Guy in Real Life by Steve Brezenoff // I Should've DNFed This

Friday 9 October 2015
Guy in Real Life, by Steve Brezenoff
Publication: May 27, 2014, by Balzer and Bray
Genre: Young Adult Fiction, Contemporary, Romance
Pages: 400
Format: Hardcover
Source: Borrowed
Rating: 

From the acclaimed author of Brooklyn, Burning comes Guy in Real Life, an achingly real and profoundly moving love story about two Minnesota teens whose lives become intertwined through school, role-playing games, and a chance two-a.m. bike accident.
It is Labor Day weekend in Saint Paul, Minnesota, and boy and girl collide on a dark street at two thirty in the morning: Lesh, who wears black, listens to metal, and plays MMOs; Svetlana, who embroiders her skirts, listens to Björk and Berlioz, and dungeon masters her own RPG. They should pick themselves up, continue on their way, and never talk to each other again.
But they don't.
This is a story of two people who do not belong in each other's lives, who find each other at a time when they desperately need someone who doesn't belong in their lives. A story of those moments when we act like people we aren't in order to figure out who we are. A story of the roles we all play-at school, at home, with our friends, and without our friends-and the one person who might show us what lies underneath it all.

My Thoughts:

So I expected this to be something like Ready Player One. Excuse me, but I hadn't really paid much attention to the summary! I borrowed this from my library, added it into my TBR list because I wanted some alternative reality kind of book where the whole story takes place in a video game. Of course, this turned out to be a coming-of-age contemporary romance. One that really doesn't have any plot, any wonderful things about it except maybe a small portion of the actual story. It's weak, and definitely not for me. I would've been better off DNFing it instead. 


Guy in Real Life didn't have much to it. It's about four hundred pages, which seems long, but it was just lagging around. Brezenoff tried to focus on romance, but he couldn't quite catch it wonderfully and deliver it to readers memorably. Lesh and Svetlana are two characters whose qualities I can barely put together. Although as I'm writing this review, I've only read two books after this one, I can weakly put their personalities and qualities together. I just remember them as bland.

This story is just a lucky romance, if that's what you're able to call it. The couple "luckily" finds each other on Labour Day, in a definite hipster way. They like playing video games, which is probably where the title and cover came from. *frowns* They're complete opposites, in a way, just like a "nerd and jock" would be. And that's it.

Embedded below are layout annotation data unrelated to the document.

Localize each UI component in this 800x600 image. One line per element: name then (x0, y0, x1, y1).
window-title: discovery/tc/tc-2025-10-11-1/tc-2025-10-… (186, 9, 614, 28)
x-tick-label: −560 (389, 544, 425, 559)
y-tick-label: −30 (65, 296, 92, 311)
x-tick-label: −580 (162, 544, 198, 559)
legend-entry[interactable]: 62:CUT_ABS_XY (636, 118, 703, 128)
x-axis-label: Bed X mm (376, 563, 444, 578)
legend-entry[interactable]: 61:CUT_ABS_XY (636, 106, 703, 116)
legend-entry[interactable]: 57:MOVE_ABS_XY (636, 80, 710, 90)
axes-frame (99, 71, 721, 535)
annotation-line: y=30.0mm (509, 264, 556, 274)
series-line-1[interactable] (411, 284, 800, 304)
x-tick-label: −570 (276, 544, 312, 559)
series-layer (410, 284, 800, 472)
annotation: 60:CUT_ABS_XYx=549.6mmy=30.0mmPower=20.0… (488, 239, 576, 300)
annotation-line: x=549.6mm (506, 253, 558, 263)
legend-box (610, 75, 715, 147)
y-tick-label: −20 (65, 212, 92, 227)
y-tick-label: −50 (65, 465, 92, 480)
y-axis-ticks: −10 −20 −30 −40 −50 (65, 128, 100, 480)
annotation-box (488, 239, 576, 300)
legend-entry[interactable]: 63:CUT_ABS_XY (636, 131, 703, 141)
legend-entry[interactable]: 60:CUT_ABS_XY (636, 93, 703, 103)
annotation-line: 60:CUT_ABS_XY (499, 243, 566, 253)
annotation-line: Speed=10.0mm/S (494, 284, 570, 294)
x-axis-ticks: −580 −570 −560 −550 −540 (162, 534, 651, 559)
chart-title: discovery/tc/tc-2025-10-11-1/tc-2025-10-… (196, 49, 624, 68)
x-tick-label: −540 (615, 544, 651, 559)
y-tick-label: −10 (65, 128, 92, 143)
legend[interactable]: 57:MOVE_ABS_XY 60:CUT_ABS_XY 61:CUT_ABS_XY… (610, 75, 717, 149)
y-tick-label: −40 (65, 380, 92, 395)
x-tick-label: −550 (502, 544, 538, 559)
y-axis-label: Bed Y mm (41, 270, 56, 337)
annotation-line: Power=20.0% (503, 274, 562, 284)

That's it? you may be asking. Yeah. The story just lags around, gets worse and worse, but I stood there on a field, waiting for it to be better because contemporary romance is my ultimate favourite genre. I just can't remember the last con-rom that I've read with a super low rating like this one. It's been months. Maybe half a year? I'm not even sure. If I gave a book like this two stars, you should be frightened. I'm just not interested into what the author has to offer with this set of characters, characters who are supposed to be remembered by enthusiastic readers as a pair who are able to battle anything, as long as they're together. Cheesy might be it, but that's what I was originally looking for in a couple like them.

This turned out to be boring. The beginning was nice, catchy like a favourite song, but at some mid-middle point, it's like we hit a dead end. I just felt the book's plot and characters crashing, falling off a hill, not even getting to some kind of climax. It was slow-paced, and not for me. I guess it turned out to be too hipster and trying hard, in a way. 






I'm the type of person to totally judge books by their covers, and I expected this to be different, better. There's not much hype surrounded by it, either, but I recommend it if you're the biggest fan of coming-of-age stories, because this one is the perfect example of it. I'm not really, so that can stand to why I didn't really care about the progression of the characters and how things turned out to be. Stay away if you're looking for brilliant writing, that's for sure.

What do you look for in a good coming-of-age story?